Mr. Mercedes concluded with a vanquished Hartsfield, as Hodges settled into a makeshift family of sorts that would eventually double as a detective agency. Hodges, his retinue, and assorted supporting characters surface in Finders Keepers as a B-plot deus-ex-machina. Initially a failed heist caper and a literary mythological goof on “Great American Writers” like Philip Roth and John Updike, Keepers evolves into a post-Great Recession fable-thriller, a pained meditation about middle-class angst, spiced with action. It is, once again, completely plausible, occurring in a recognizable, believable universe—up until its final few pages, when Hodges leaves the hospital room where a convalescent Hartsfield spends his days. In those pages, we realize something that will become important later: not only is Hartsfield is as conscious as Hodges suspects he is, but he’s fucking telekinetic.

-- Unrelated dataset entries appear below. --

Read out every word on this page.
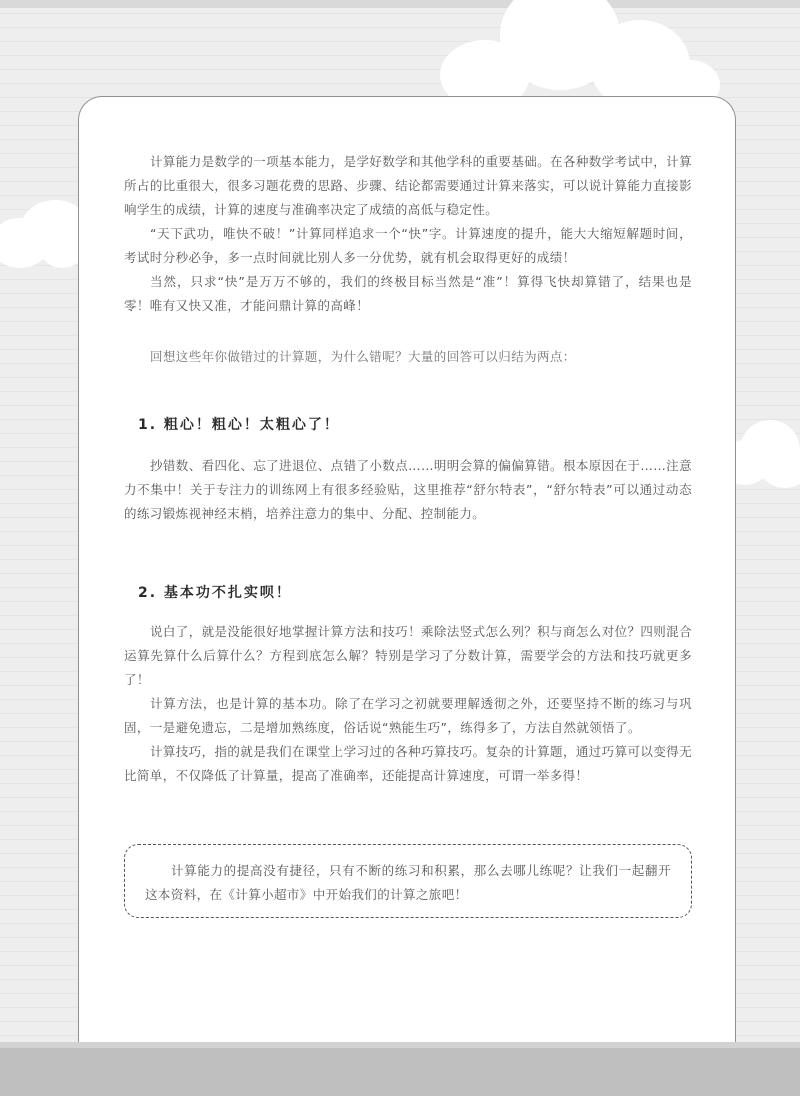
计算能力是数学的一项基本能力，是学好数学和其他学科的重要基础。在各种数学考试中，计算所占的比重很大，很多习题花费的思路、步骤、结论都需要通过计算来落实，可以说计算能力直接影响学生的成绩，计算的速度与准确率决定了成绩的高低与稳定性。

“天下武功，唯快不破！”计算同样追求一个“快”字。计算速度的提升，能大大缩短解题时间，考试时分秒必争，多一点时间就比别人多一分优势，就有机会取得更好的成绩！

当然，只求“快”是万万不够的，我们的终极目标当然是“准”！算得飞快却算错了，结果也是零！唯有又快又准，才能问鼎计算的高峰！

回想这些年你做错过的计算题，为什么错呢？大量的回答可以归结为两点：

1. 粗心！粗心！太粗心了！

抄错数、看四化、忘了进退位、点错了小数点……明明会算的偏偏算错。根本原因在于……注意力不集中！关于专注力的训练网上有很多经验贴，这里推荐“舒尔特表”，“舒尔特表”可以通过动态的练习锻炼视神经末梢，培养注意力的集中、分配、控制能力。

2. 基本功不扎实呗！

说白了，就是没能很好地掌握计算方法和技巧！乘除法竖式怎么列？积与商怎么对位？四则混合运算先算什么后算什么？方程到底怎么解？特别是学习了分数计算，需要学会的方法和技巧就更多了！

计算方法，也是计算的基本功。除了在学习之初就要理解透彻之外，还要坚持不断的练习与巩固，一是避免遗忘，二是增加熟练度，俗话说“熟能生巧”，练得多了，方法自然就领悟了。

计算技巧，指的就是我们在课堂上学习过的各种巧算技巧。复杂的计算题，通过巧算可以变得无比简单，不仅降低了计算量，提高了准确率，还能提高计算速度，可谓一举多得！

计算能力的提高没有捷径，只有不断的练习和积累，那么去哪儿练呢？让我们一起翻开这本资料，在《计算小超市》中开始我们的计算之旅吧！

A few words about length and book series. While it’s rare that extreme literary length is deserved, more is sometimes more. King’s It needed to be as long as it was, and in its most voluble version, The Stand is devastating and powerful. As for book series, at their best, they engender true good will, with readers becoming deeply invested. All of which is to say that as a novel, End of Watch is a work that benefits from two stronger previous installments while, at 400-plus pages in hardcover, somehow not quite long enough. Watch might be King at his most nakedly, cornily Robin Cook, remixing aspects of Frankenstein and Fallen into something beyond plausibility.

The book opens with an ailing Hodges dodging, then receiving, a cancer diagnosis; his chances of survival are slight. Suicides proliferate. Many seem to be connected to Hartsfield’s foiled attempt to bomb a coliseum full of children attending a boy band concert at the end of Mr. Mercedes. Employees responsible for the ward where Hartsfield is housed exhibit bizarre behaviors. A sinister game console turns up at the scene of unexplainable crimes. King’s groundwork from the first two novels is brought to bear as seemingly inconsequential characters suddenly become very significant. Here’s a hint: Those ghostly blue fish swimming across Watch’s cover aren’t there for show.

King’s authorial confidence sells his conceit here, even if a nervous efficiency reigns, a sense of narrative beats being struck; I’d have preferred to see him truly plumb the psyches and backstories of major and minor characters alike, drilling down into early Drawing of The Three-level psychobabble. It’s possible, though, that Watch’s slightness is by design. This is a novel that’s at its most dangerous and piercing—you’ll squirm and wince every time—when dazed, hypnotized teenagers fall prey to their darkest peccadillos, succumbing or nearly succumbing to the allure of oblivion. We’re reminded, again and again, of how increasingly common suicide is in this country. With Watch, we can at least take comfort in the knowledge that this rash of suicides has a very specific source. In our real, surreal world, there are multiple causes that, on the worst days, seem far beyond our control.